Tkacik’s friends salvaged the bathroom door so he can frame and display it in the family’s new house, which he hopes to build somewhere else in town, outside of what he called “tornado alley.”

Down the street, 60-70 volunteers in orange shirts from The Home Depot Foundation descended on the subdivision.

Home Depot Regional Vice President Santiago Bernardez said the company has given grants to the American Red Cross to help pay for recovery efforts and has kept its Conway store open 24 hours a day since the storm. It also stocked up on extra storm-relief supplies like generators and chain saws.

“Giving back to the community, and seeing the look on people’s faces when we can help them find photographs and small mementos, that’s why we do this,” he said. “It’s never a challenge to get people to volunteer. This is what we do.”

A half-mile away, an army of red-shirted residents and volunteers picked up small bits of debris from the playgrounds and fields around the city’s schools, meticulously making their way into downtown Vilonia.

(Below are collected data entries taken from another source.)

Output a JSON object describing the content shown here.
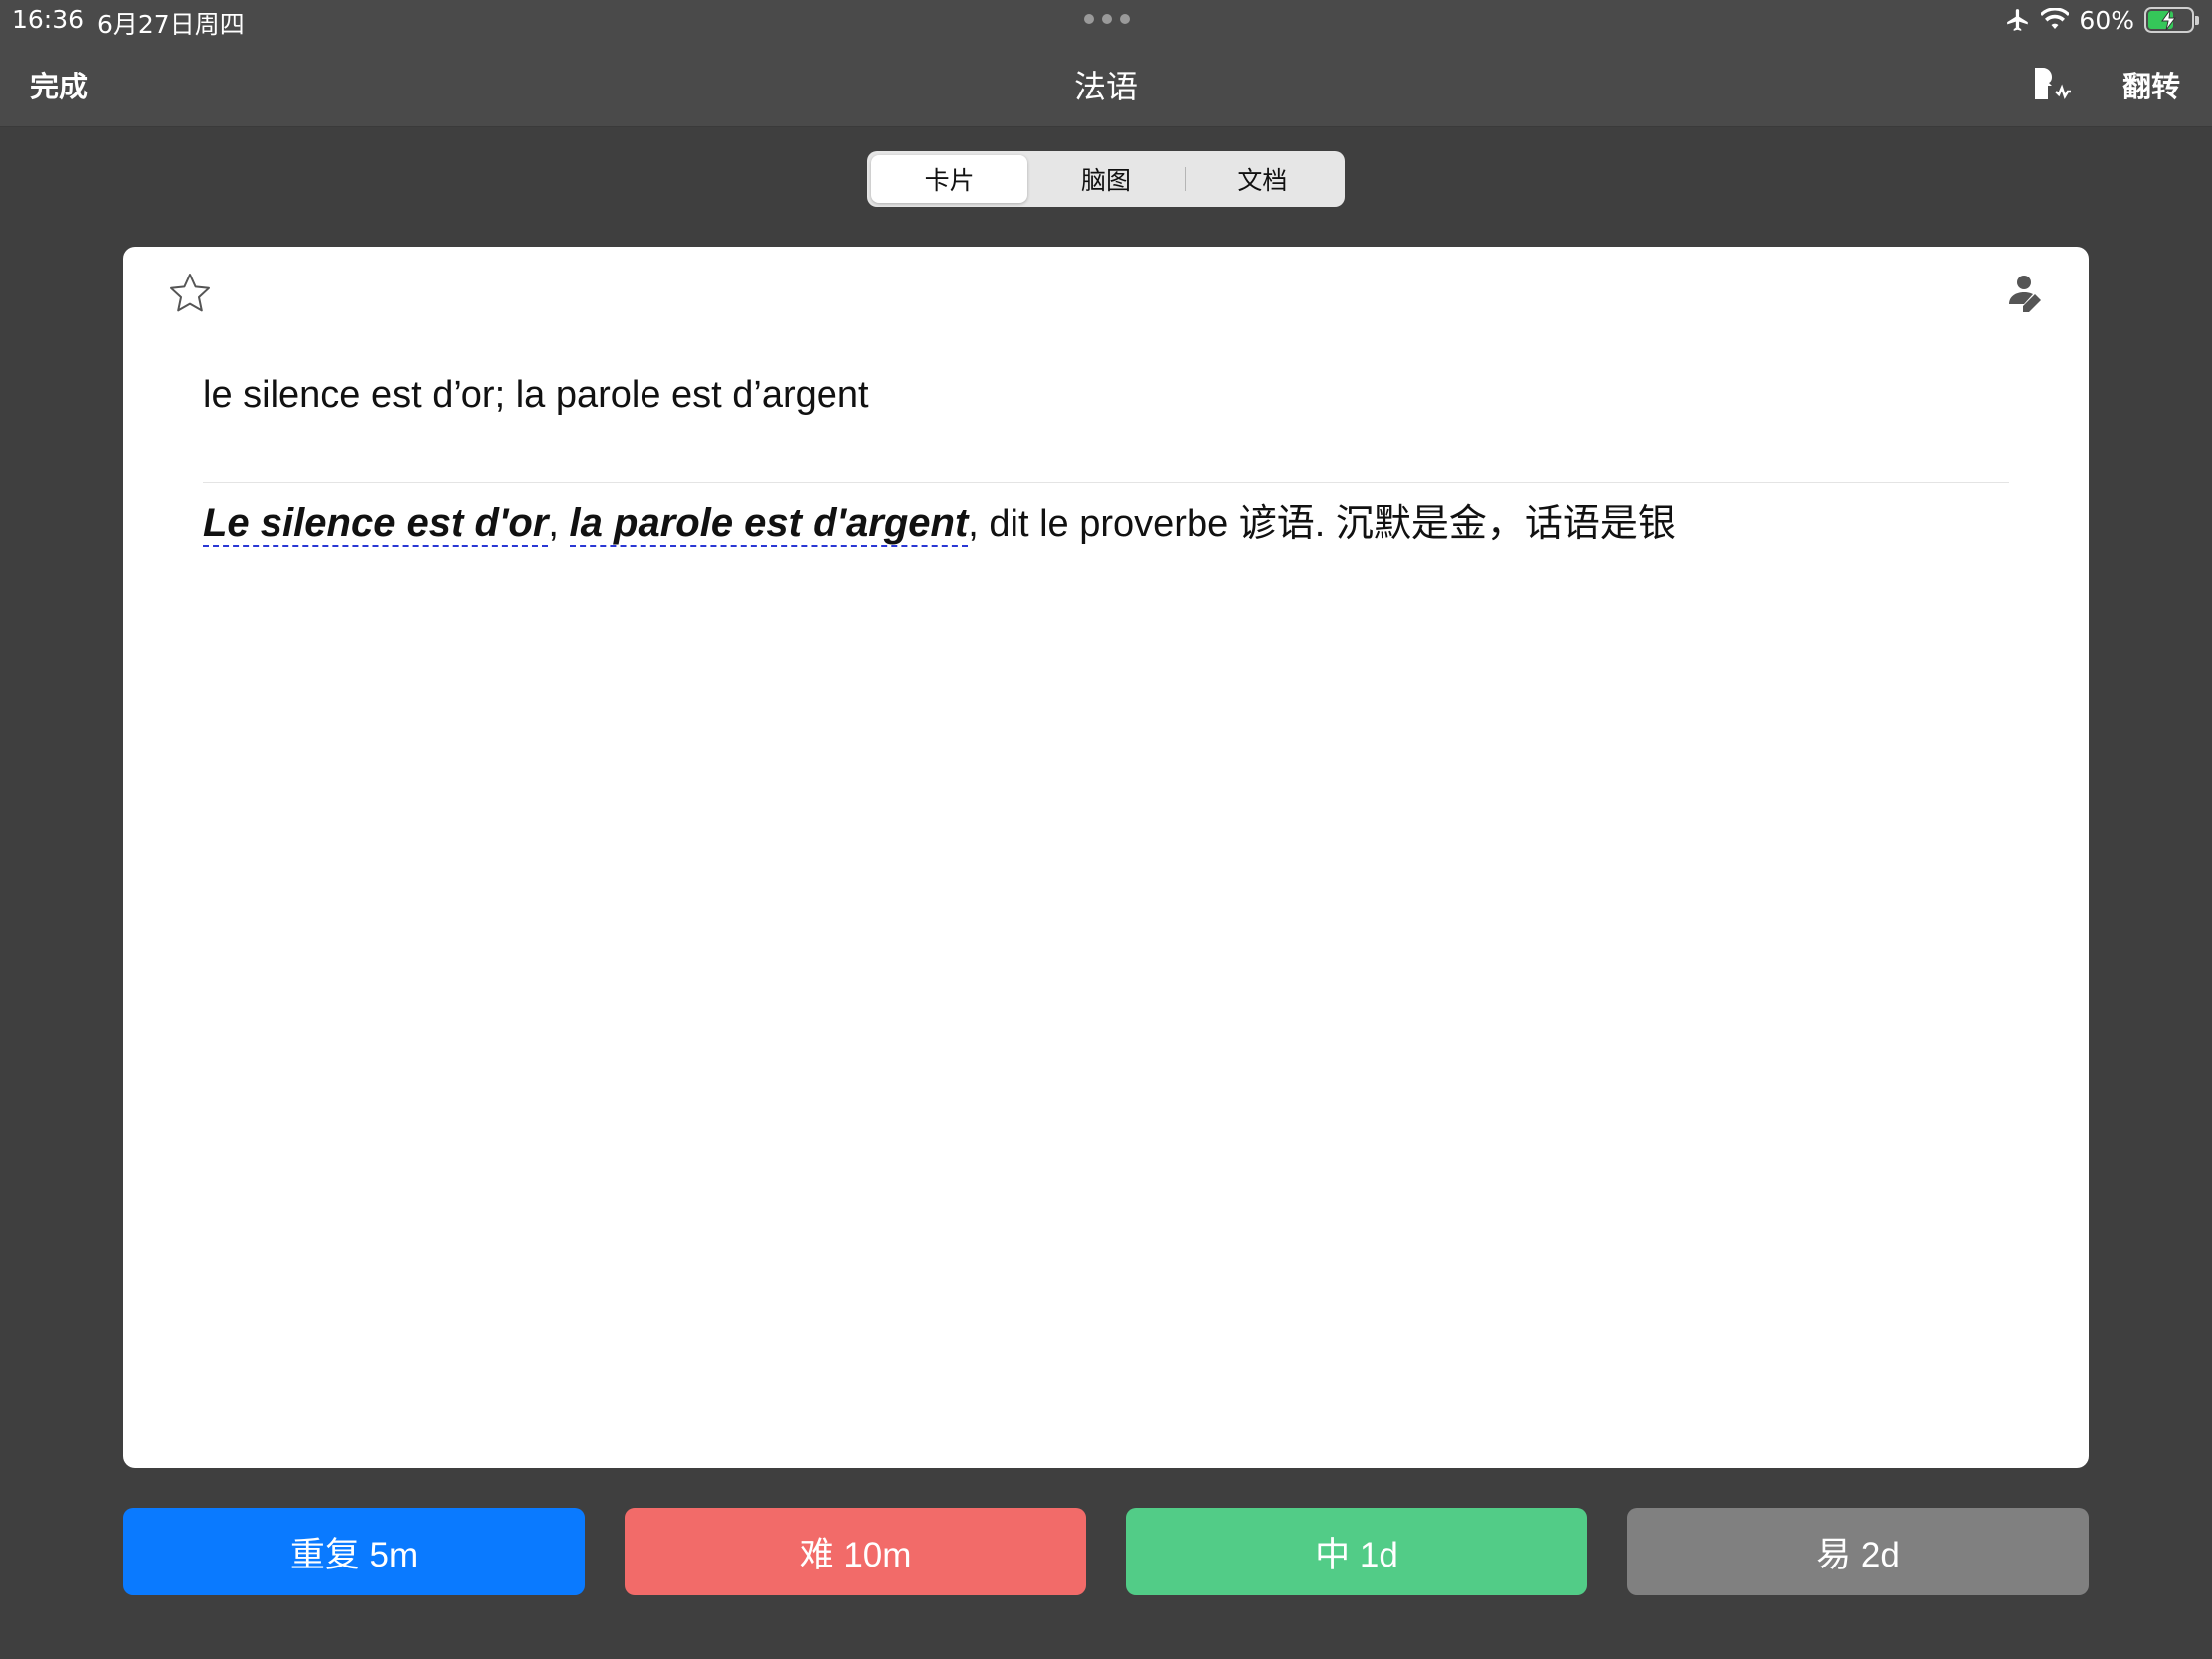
{
  "status": {
    "time": "16:36",
    "date": "6月27日周四",
    "battery_text": "60%",
    "battery_level": 0.6,
    "icons": [
      "airplane-icon",
      "wifi-icon",
      "battery-icon"
    ]
  },
  "nav": {
    "done_label": "完成",
    "title": "法语",
    "flip_label": "翻转",
    "tts_icon": "speak-icon"
  },
  "segments": [
    {
      "label": "卡片",
      "active": true
    },
    {
      "label": "脑图",
      "active": false
    },
    {
      "label": "文档",
      "active": false
    }
  ],
  "card": {
    "question": "le silence est d’or; la parole est d’argent",
    "answer": {
      "em1": "Le silence est d'or",
      "sep": ", ",
      "em2": "la parole est d'argent",
      "rest": ", dit le proverbe 谚语. 沉默是金，话语是银"
    }
  },
  "buttons": [
    {
      "label": "重复 5m",
      "color": "#0a7aff"
    },
    {
      "label": "难 10m",
      "color": "#f26b69"
    },
    {
      "label": "中 1d",
      "color": "#52cc87"
    },
    {
      "label": "易 2d",
      "color": "#808080"
    }
  ]
}
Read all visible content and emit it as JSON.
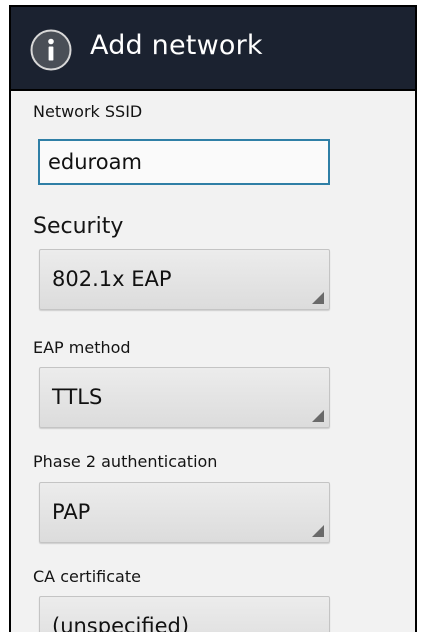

Vilonia Elementary School Principal Kelly Walters led a team of school staff members, students and administrators. She said the roof on the school’s cafeteria was torn off, but the damage was minor compared with the rest of the city.

“We have students who lost parents and students who lost their homes. We have three teachers just at our school who lost their homes,” she said.

“We will get by. The students can eat in the hallways or classrooms. We were lucky compared to how some other parts of town looked. Things were just gone in some places.”

Walters said the school district had recruited more than 300 people to help with the effort.

“We sent an email to the whole district asking people to please come out and help,” she said. “Our new superintendent hasn’t moved down yet from Missouri, but he sent a message to faculty and administrators that was really encouraging. He stressed that we need to step up and be leaders in the community, to put our effort into this for our students, and our families and the community.” Information for this article was contributed by Chad Day of the Arkansas Democrat-Gazette.